Un homme et un dieu...du 7e art
Culture

Un homme et un dieu...du 7e art

Par Louis Daufresne - Publié le 21/09/2020
21 mai 1996 : les moines de Tibéhirine « disparaissent ». 21 septembre 2020 : Michael Lonsdale les rejoint quelque part sous d’autres cieux. À la veille de ses 80 ans, l’acteur à l’abondante chevelure et à la barbe blanche avait reçu le César du Meilleur acteur dans un second rôle pour son fameux Frère Luc. Des hommes et des dieux de Xavier Beauvois (2010) reste sa dernière apparition marquante. Très peu présents dans le monde de la culture et du cinéma, les cathos aimaient beaucoup Michael Lonsdale, l’adulaient même comme ils savent le faire de grands noms qui font leur coming-out. Le comédien le leur rendit bien. « Ce géant au moelleux vocal stupéfiant » prêta sa voix à d’innombrables documentaires et spectacles engagés (Saint-François d’Assise, Padre Pio, Sainte-Bernadette, les chrétiens de Syrie, etc.) et participa à pléthore de soirées thématiques. Sa stature monumentale offrait une présence douce et rassurante à une population catholique vieillissante et angoissée. Tous ses livres parus depuis dix ans, comme Il n’est jamais trop tard pour le grand amour ou Jésus lumière de vie, mon évangile des peintres, jalonnaient la fin de sa vie de petits cailloux méditatifs. Le tout forme un legs spirituel et artistique d’une grande profondeur et d’une belle qualité d’âme, comme peut en témoigner son éditeur Philippe Rey. Parmi les bons portraits de presse, soulignons celui de Jean-Noël Mirande, paru dans Le Point en 2014. La description qu’il fait du personnage paraît si juste : « Avec son coupe-vent rouge, on dirait le père Noël ou Dieu le père tel que le représentaient les images pieuses d'antan. » S’il y avait chez lui quelque chose de débonnaire, l’acteur était aussi un pince-sans-rire qui « parle avec une onction non dénuée d'ironie ». Est-ce cette onctuosité, voire cette préciosité du verbe, qui lui valut ses rôles d’ecclésiastique ? À maintes reprises, Michael Lonsdale endossa la soutane (Le Procès d'Orson Welles, 1962), la robe de bure (Le Nom de la rose de Jean-Jacques Annaud, 1986), arbora la pourpre des cardinaux (Galileo de Joseph Losey, 1974) et se fit même archange Gabriel dans Ma vie est un enfer de Josiane Balasko (1991).

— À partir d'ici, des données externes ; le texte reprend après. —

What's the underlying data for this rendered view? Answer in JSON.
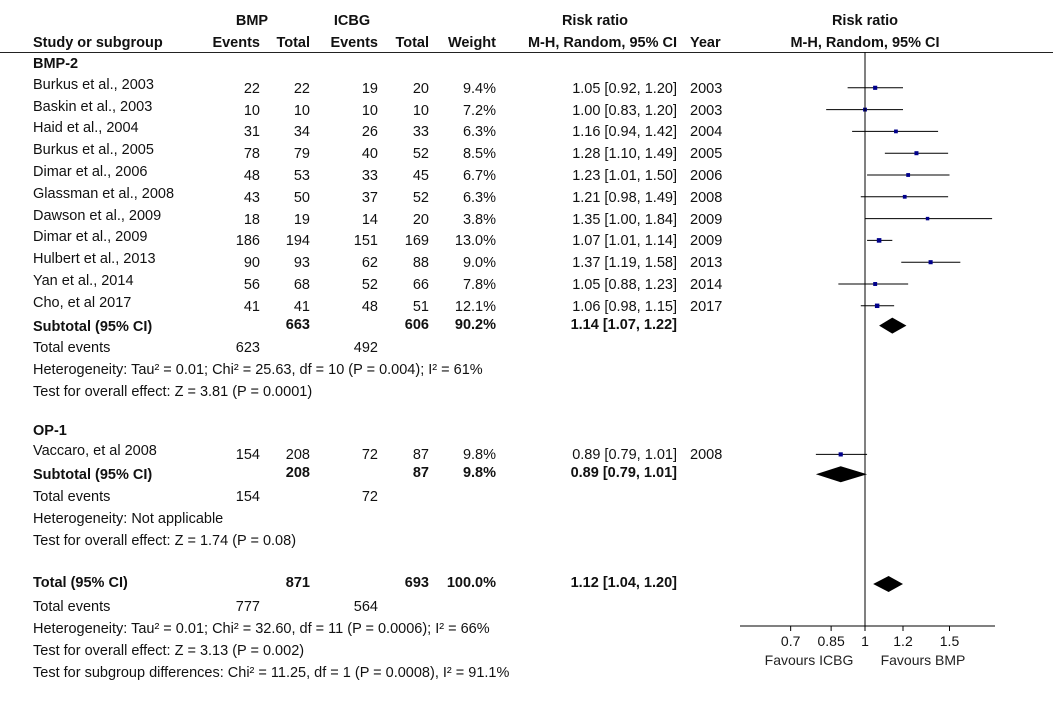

Mais comme tout grand acteur, Michael Lonsdale ne se laissa jamais « enrôler » par ses personnages, et ce malgré son timbre de voix si caractéristique. Il fut tour à tour policier, assassin, vice-consul, chapelier, juge, duc ou ponte de la médecine comme dans Hibernatus d’Édouard Molinaro (1969) où le professeur Édouard Loriebat donne la réplique à Louis de Funès et régale ainsi tous les publics. Paradoxalement, ce grand cœur connut la notoriété mondiale dans un rôle de méchant : avec Moonraker (1979), son nom reste associé pour l’éternité à l’austère figure d’Hugo Drax. Roger Moore le fait disparaître dans le vide sidéral avant de s’écrier : « He had to fly ». Oui, Michael Lonsdale « s’est envolé ». Pour de bon, pour toujours mais pas dans le vide.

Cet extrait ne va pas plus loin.